Two-dimensional functionalized MBene Mg2B3T (T = O, H, and F) monolayers as anode materials for high-performance K-ion batteries

• Published in: Physical chemistry chemical physics : PCCP Vol. 26; no. 39; pp. 25623 - 25631
• Main Authors: Tang, Fengzhang, Pang, Jiafei, Yang, Jinni, Kuang, Xiaoyu, Mao, Aijie
• Format: Journal Article
• Language: English
• Published: Cambridge Royal Society of Chemistry 09.10.2024
• Subjects: Anodes; Borides; Diffusion barriers; Electrode materials; First principles; Functional groups; Ion storage; Lattice parameters; Monolayers; Structural stability; Substrates; Surface stability
• ISSN: 1463-9076; 1463-9084; 1463-9084
• DOI: 10.1039/d4cp02402h

Two-dimensional metal borides have received attention as high performance battery anode materials. During the practical application, the 2D surface terminalization is an inevitable problem. This study employs first-principles calculations to investigate the termination of the Mg2B3 monolayer with O, H, F, and Cl groups.
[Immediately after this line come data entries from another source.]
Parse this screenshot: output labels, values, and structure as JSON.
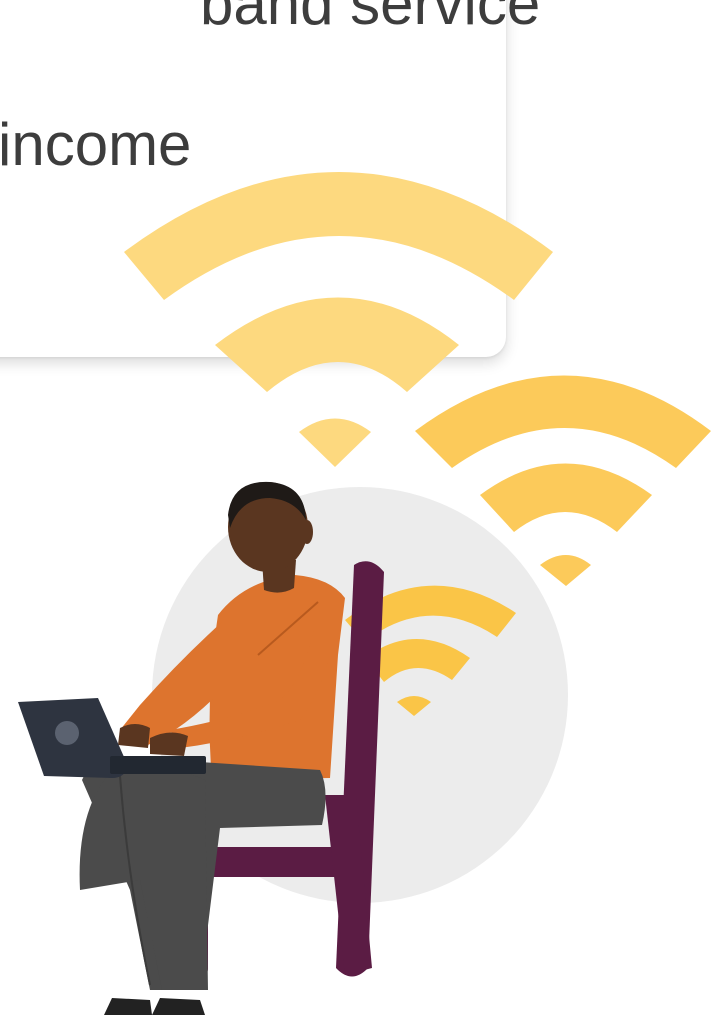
{
  "card": {
    "line_1": "band service",
    "line_2": "income"
  },
  "illustration": {
    "colors": {
      "wifi_light": "#fdd97f",
      "wifi_medium": "#fcca5a",
      "wifi_small": "#fac547",
      "circle": "#ececec",
      "skin": "#5a3620",
      "hair": "#1f1a17",
      "shirt": "#dd742e",
      "pants": "#4b4b4b",
      "chair": "#5b1c44",
      "laptop": "#2e3440"
    },
    "icons": [
      "wifi-icon",
      "wifi-icon",
      "wifi-icon"
    ]
  }
}
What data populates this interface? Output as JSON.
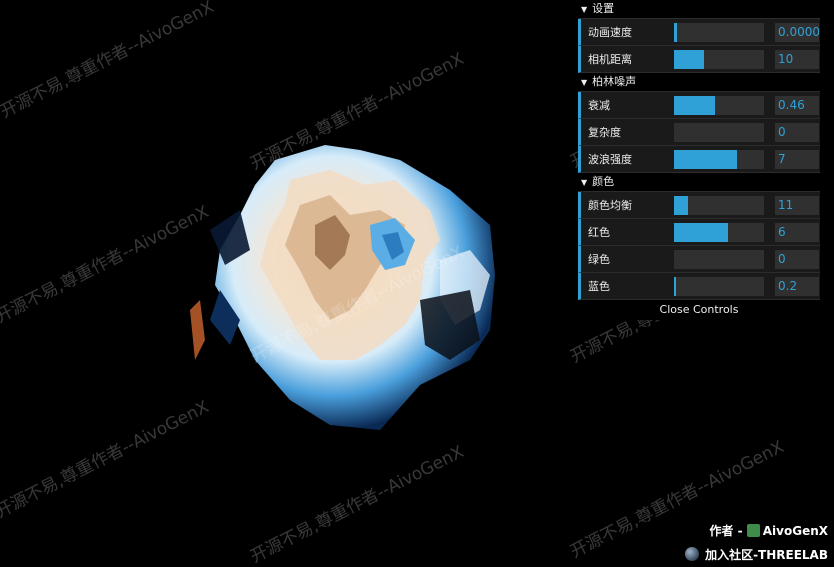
{
  "gui": {
    "folders": [
      {
        "title": "设置",
        "controls": [
          {
            "label": "动画速度",
            "value": "0.0000",
            "fill": 0.03
          },
          {
            "label": "相机距离",
            "value": "10",
            "fill": 0.33
          }
        ]
      },
      {
        "title": "柏林噪声",
        "controls": [
          {
            "label": "衰减",
            "value": "0.46",
            "fill": 0.46
          },
          {
            "label": "复杂度",
            "value": "0",
            "fill": 0
          },
          {
            "label": "波浪强度",
            "value": "7",
            "fill": 0.7
          }
        ]
      },
      {
        "title": "颜色",
        "controls": [
          {
            "label": "颜色均衡",
            "value": "11",
            "fill": 0.16
          },
          {
            "label": "红色",
            "value": "6",
            "fill": 0.6
          },
          {
            "label": "绿色",
            "value": "0",
            "fill": 0
          },
          {
            "label": "蓝色",
            "value": "0.2",
            "fill": 0.02
          }
        ]
      }
    ],
    "close_label": "Close Controls",
    "accent": "#2fa1d6"
  },
  "watermark": {
    "text": "开源不易,尊重作者--AivoGenX"
  },
  "credits": {
    "author": "作者 -",
    "author_name": "AivoGenX",
    "community": "加入社区-THREELAB"
  }
}
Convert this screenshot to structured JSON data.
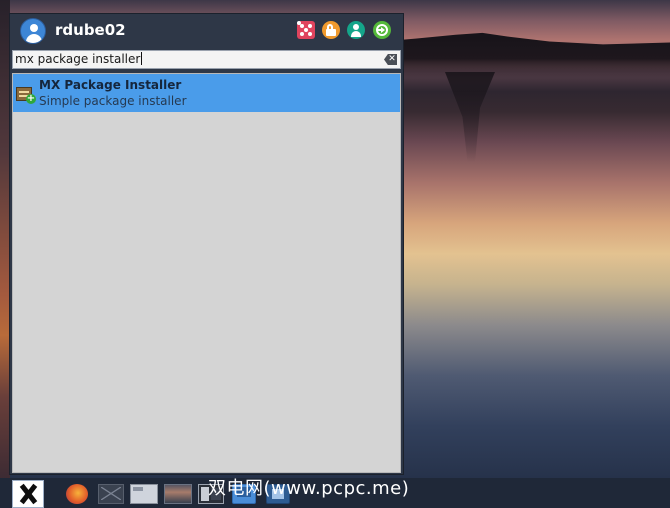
{
  "menu": {
    "username": "rdube02",
    "header_buttons": [
      {
        "name": "settings",
        "icon": "settings-icon",
        "color": "#e0445e"
      },
      {
        "name": "lock-screen",
        "icon": "lock-icon",
        "color": "#f09a2d"
      },
      {
        "name": "switch-user",
        "icon": "user-icon",
        "color": "#14a58a"
      },
      {
        "name": "log-out",
        "icon": "logout-icon",
        "color": "#54b83a"
      }
    ],
    "search": {
      "value": "mx package installer",
      "clear_glyph": "✕"
    },
    "results": [
      {
        "name": "MX Package Installer",
        "description": "Simple package installer",
        "icon": "package-installer-icon",
        "icon_badge": "+"
      }
    ],
    "highlight_color": "#4a9cea"
  },
  "taskbar": {
    "start_icon": "mx-logo-icon",
    "items": [
      {
        "icon": "firefox-icon"
      },
      {
        "icon": "mail-icon"
      },
      {
        "icon": "file-manager-icon"
      },
      {
        "icon": "window-thumbnail-icon"
      },
      {
        "icon": "terminal-icon"
      },
      {
        "icon": "folder-icon"
      },
      {
        "icon": "folder-home-icon"
      }
    ]
  },
  "watermark": "双电网(www.pcpc.me)"
}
These structures' stabilities are examined through energetic, mechanical, kinetic and thermodynamic stability studies. Electronic property analysis shows that Mg2B3T (T = O, H, F, and Cl) monolayers are all metallic. Calculated results reveal that the Mg2B3O, Mg2B3H, and Mg2B3F monolayers exhibit high K ion storage capacities (up to 826 mA h g−1, 980 mA h g−1, and 804 mA h g−1, respectively), with diffusion barriers of 0.338 eV, 0.490 eV, and 0.507 eV, respectively. More importantly, the calculated in-plane lattice constants of the substrate materials exhibit a minimal variation and the observed volume expansion is almost negligible (less than 0.08%) during the entire potassization process, which is much lower than that of the pristine Mg2B3 monolayer. This structural stability is attributed to the presence of surface functional groups. These results provide helpful insights into designing and discovering other high-capacity anode materials for batteries.